Based on its opening crawl, the audience can immediately tell that Eternals is a different kind of MCU movie. Considering that it’s the 26th feature in this franchise, a change a pace certainly isn’t unwelcome. With an Oscar-winning artist like Chloé Zhao at the helm, one might expect a game-changer. In some respects, Eternals is. The cast is brimming with diversity, Zhao’s style is more experimental than some past MCU outings, and this cinematic universe may never be the same again. So, why is Eternals just good in the end?
The film sets itself after the events of Avengers: Endgame, although the Eternals were around long before Captain America, Captain Marvel, or even Thor. Created by the Celestials, these immortal extra-terrestrial beings have been influencing humanity for centuries. Conveniently for this franchise’s continuity, the Eternals aren’t allowed to interfere with human wars unless creatures called Deviants are involved. When Deviants resurface for the first time in eons, the Eternals are called out of retirement. The more they uncover, though, our heroes begin to question their role on this planet.
Zhao’s direction is both the film’s greatest strength and drawback. Instead of Zhao’s usual cinematographer and partner, Joshua James Richards, Eternals is brought to life through Ben Davis’ lens. Although Davis has worked on several other MCU movies, none look as impressive as Eternals. Part of the credit must go to Zhao, who possesses an unparalleled eye for sweeping shots. Whether it’s a confrontation in space or a simple sunset on a farm, every image in Eternals feels meticulously mapped out. While Zhao certainly has the visual pizzazz to direct a $200 million blockbuster, it’s the pacing where Eternals falls short.

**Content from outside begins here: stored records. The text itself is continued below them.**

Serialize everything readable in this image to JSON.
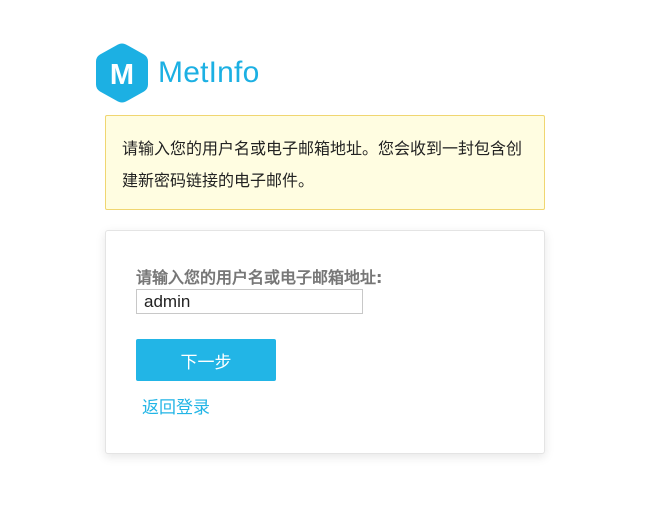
{
  "brand": {
    "name": "MetInfo",
    "mark_letter": "M",
    "color": "#1cb0e3"
  },
  "notice": {
    "text": "请输入您的用户名或电子邮箱地址。您会收到一封包含创建新密码链接的电子邮件。",
    "background": "#fffde1",
    "border_color": "#f0d671"
  },
  "form": {
    "label": "请输入您的用户名或电子邮箱地址:",
    "username_value": "admin",
    "next_button_label": "下一步",
    "back_link_label": "返回登录",
    "accent_color": "#22b5e6"
  },
  "icons": {
    "logo": "hexagon-m-logo-icon"
  }
}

After being separated, the film spends almost an hour getting everyone back together. Then once everyone is united, they break up again with one major character not returning until the end. Zhao is known for making slow, atmospheric pictures where little seems to be happening on the surface, but raw humanity lurks underneath. Her style carried Nomadland to a Best Picture Oscar, but it doesn’t necessarily complement a Marvel movie. Considering how many Marvel movies follow a proven formula, it’s refreshing to see Zhao step out. At the same time, there are certain elements we’ve come to desire from the MCU, namely grand action and witty humor.
For all the marvelous visuals on display, few are dedicated to action set pieces. Even the climax doesn’t’ come off as epic as it should, despite the high stakes. The humor is hit and miss, although a charming cast goes a long way. While Angelina Jolie and Salma Hayek might be the biggest names, breakout star Gemma Chan holds the group together as Sersi. Kumail Nanjiani’s Kingo naturally gets the most laughs along with his manager (Harish Patel). Eternals also breaks a few barriers with Lauren Ridloff as the MCU’s first deaf hero and Brian Tyree Henry as probably Disney’s most layered gay character. The two most complex members are Richard Madden’s Ikaris and young Lia McHugh’s Sprite, although their character arcs get resolved in a rushed manner.
While not every character is as fleshed out as one would hope, everyone is likable, and the cast shares genuine chemistry. Having worked with mostly non-actors – Frances McDormand excluded – it’s interesting to see Zhao juggle an all-star cast. Considering that this is new territory for Zhao and Marvel, it might be unfair to expect a masterpiece. Even if it flies too close to the sun, Eternals is a spectacle with much to admire. Looking back at the MCU lineup, Eternals might not go down as one of the greats. However, it may be a stepping stone towards greater things to come.